Jacques et Jessica Moretti étaient arrivés main dans la main vendredi peu avant 8 heures au siège du ministère public. Mais après plus de six heures d’audition, les propriétaires du bar Le Constellation sont repartis séparément, Jacques Moretti ayant été placé en détention préventive en raison d’un risque de fuite, contrairement à sa femme qui est repartie libre.
Le couple de Français était auditionné ce vendredi par le ministère public à Sion, la capitale régionale, pour « homicide par négligence, lésions corporelles par négligence et incendie par négligence » après l’incendie ayant eu lieu dans leur établissement de Crans-Montana dans la nuit du nouvel an, faisant 40 morts et 116 blessés.
Un risque « concret » de fuite
« Compte tenu de ses déclarations, de son parcours de vie et de sa situation en Suisse et à l’étranger, le ministère public a estimé que le risque de fuite était concret », a expliqué le ministère public du canton du Valais, au sujet de Jacques Moretti. Cette privation de liberté était réclamée depuis une semaine par les avocats des familles des victimes, très critiques sur la façon dont la procédure est menée par les autorités cantonales jusqu’à présent, notamment au regard de la liberté concédée au couple de propriétaires.
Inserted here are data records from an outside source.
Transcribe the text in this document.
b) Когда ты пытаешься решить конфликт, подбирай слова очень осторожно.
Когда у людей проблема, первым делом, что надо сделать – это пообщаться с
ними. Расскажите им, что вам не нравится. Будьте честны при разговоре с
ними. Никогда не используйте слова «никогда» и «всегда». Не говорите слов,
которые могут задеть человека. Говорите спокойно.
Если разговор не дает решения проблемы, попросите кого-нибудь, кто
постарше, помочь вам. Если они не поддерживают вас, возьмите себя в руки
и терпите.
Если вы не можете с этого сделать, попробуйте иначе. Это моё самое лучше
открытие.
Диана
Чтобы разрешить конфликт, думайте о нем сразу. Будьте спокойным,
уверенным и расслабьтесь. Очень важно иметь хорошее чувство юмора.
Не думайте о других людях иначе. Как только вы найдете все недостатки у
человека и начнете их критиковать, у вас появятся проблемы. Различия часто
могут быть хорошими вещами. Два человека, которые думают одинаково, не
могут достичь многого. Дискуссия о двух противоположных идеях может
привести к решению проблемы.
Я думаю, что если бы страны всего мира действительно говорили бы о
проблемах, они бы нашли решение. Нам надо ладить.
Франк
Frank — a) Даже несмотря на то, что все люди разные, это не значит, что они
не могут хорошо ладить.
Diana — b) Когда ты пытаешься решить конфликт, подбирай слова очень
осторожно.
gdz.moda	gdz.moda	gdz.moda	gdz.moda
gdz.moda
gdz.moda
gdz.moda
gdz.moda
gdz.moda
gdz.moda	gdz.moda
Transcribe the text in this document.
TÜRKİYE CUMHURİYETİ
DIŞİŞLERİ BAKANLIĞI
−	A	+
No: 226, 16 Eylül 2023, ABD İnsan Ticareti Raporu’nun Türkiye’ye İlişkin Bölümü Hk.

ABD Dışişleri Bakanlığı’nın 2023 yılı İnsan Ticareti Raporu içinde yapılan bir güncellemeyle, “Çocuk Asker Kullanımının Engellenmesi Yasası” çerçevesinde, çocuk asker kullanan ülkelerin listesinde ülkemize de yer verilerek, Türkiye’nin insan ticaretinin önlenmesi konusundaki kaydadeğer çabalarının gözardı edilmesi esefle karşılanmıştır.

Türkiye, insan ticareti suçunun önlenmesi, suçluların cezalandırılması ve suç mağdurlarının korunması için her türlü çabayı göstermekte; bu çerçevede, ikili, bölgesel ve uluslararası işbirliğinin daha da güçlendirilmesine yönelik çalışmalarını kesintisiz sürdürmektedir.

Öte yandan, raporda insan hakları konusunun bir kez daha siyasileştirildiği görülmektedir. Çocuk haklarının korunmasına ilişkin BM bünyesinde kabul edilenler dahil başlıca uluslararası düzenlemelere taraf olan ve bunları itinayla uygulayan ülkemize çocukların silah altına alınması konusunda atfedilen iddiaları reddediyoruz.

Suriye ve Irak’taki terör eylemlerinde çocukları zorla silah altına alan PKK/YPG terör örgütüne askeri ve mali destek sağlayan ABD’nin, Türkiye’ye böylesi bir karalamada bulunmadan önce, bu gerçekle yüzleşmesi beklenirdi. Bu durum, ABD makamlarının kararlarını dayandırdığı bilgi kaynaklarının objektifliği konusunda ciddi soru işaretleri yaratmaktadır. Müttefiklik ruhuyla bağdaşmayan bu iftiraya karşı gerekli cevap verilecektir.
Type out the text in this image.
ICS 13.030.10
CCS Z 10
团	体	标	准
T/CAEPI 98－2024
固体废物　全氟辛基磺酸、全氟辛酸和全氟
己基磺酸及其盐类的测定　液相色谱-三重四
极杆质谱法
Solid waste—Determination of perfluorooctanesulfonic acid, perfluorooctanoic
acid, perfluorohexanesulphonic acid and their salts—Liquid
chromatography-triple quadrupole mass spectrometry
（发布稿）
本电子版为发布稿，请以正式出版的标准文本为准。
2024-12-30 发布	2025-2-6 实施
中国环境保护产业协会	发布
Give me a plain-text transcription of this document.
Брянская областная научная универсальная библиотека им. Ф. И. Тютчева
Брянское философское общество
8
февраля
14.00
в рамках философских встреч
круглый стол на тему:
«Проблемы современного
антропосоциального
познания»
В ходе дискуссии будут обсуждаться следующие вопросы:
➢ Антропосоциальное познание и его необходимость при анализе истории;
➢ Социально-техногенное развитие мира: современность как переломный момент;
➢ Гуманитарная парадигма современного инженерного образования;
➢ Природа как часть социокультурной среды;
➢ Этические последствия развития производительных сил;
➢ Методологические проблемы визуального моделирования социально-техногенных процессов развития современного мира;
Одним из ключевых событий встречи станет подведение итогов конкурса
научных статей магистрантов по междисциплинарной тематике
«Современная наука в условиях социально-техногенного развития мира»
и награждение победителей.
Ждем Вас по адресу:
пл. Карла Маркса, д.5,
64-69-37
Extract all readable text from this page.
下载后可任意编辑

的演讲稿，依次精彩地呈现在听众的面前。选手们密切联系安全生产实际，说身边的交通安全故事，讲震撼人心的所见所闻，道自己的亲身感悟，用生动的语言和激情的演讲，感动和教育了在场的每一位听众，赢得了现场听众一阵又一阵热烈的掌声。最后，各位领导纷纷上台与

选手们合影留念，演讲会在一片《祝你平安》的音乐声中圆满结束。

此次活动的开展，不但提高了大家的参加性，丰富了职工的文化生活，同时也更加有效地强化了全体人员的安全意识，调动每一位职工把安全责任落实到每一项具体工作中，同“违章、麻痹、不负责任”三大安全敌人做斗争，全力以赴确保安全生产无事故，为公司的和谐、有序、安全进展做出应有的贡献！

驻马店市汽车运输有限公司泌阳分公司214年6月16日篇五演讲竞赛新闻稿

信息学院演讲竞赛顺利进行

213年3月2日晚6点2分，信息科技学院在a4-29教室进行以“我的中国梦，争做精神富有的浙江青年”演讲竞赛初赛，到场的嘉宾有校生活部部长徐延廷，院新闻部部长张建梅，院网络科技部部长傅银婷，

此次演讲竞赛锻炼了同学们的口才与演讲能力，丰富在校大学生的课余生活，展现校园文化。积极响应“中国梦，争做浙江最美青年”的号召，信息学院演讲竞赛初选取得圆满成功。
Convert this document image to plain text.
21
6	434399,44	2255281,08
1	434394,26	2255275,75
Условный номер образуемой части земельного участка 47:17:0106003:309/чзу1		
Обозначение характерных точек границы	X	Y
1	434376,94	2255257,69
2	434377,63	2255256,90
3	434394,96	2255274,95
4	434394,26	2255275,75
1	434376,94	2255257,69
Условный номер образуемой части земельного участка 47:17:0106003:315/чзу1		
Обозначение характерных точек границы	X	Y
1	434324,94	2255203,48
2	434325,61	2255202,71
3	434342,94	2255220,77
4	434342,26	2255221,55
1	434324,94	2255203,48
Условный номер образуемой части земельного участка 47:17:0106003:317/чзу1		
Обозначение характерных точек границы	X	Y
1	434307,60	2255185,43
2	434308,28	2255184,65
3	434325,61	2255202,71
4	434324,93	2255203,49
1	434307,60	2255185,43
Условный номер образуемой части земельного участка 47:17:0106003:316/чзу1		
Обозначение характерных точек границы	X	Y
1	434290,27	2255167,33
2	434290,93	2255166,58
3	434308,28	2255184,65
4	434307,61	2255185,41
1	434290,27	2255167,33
Au sujet de Jessica Moretti, le ministère public a estimé que « vu son parcours et ses attaches personnelles (…) une demande de mesures de substitution permettait de palier le risque de fuite ». Ces mesures doivent être confirmées dans un délai de 48 heures par le Tribunal des mesures de contrainte, a affirmé à la presse un des avocats du couple, Patrick Michod.
De nombreuses interrogations
L’un des avocats du couple, Patrick Michod, a expliqué à la presse que le ministère public avait souhaité obtenir de Jacques Moretti « un certain nombre de garanties » avant que le tribunal de mesures de contrainte ne réévalue sa détention « dans un délai de 48 heures ». « La préoccupation principale des familles reste le risque de disparition de preuves ou d’influence néfaste sur les témoignages à recueillir, aussi bien auprès des prévenus que des autorités ayant déjà reconnu des manquements », a réagi après cette audience un des avocats des victimes, Me Romain Jordan.
Les enquêteurs devront faire la lumière sur les responsabilités des propriétaires du bar Le Constellation. L’affaire est entourée de nombreuses interrogations sur ce qui a pu conduire au drame, mais aussi de polémiques, notamment sur l’absence de mesures de privation de liberté des propriétaires du bar, ou le fait que l’établissement n’a pas été contrôlé depuis 2019.
« On attend que nos clients, que les familles puissent avoir des réponses, […] que toutes les responsabilités de A à Z soient établies », a ajouté sur place Me Romain Jordan. Selon l’avocat, les familles veulent savoir « pourquoi ce drame, qui n’aurait jamais dû avoir lieu, a pu se produire ici, en Suisse, malgré tout un arsenal juridique, un arsenal législatif, un arsenal de surveillance. »
Une faute grave
Mardi, la commune de Crans-Montana avait provoqué une première secousse dans l’enquête en reconnaissant une faute grave : aucune inspection sécurité et incendie du bar n’a été effectuée depuis 2019. Ce qui a suscité la consternation des familles de victimes. Jacques Moretti – connu de la justice française et condamné pour une affaire de proxénétisme en 2008 – et son épouse n’ont été ni placés en détention provisoire, ni assignés à résidence, provoquant l’étonnement notamment des autorités italiennes.
D’après les premiers éléments de l’enquête, le drame aurait été provoqué par des bougies étincelantes entrées en contact avec le plafond du sous-sol du bar Le Constellation. L’« embrasement généralisé » et soudain du local aurait ensuite piégé les clients, principalement des adolescents et de jeunes adultes.
Selon un dernier décompte, un total de 83 blessés demeurent hospitalisés en Suisse, mais aussi dans des services pour grands brûlés en France, en Italie, en Allemagne et en Belgique.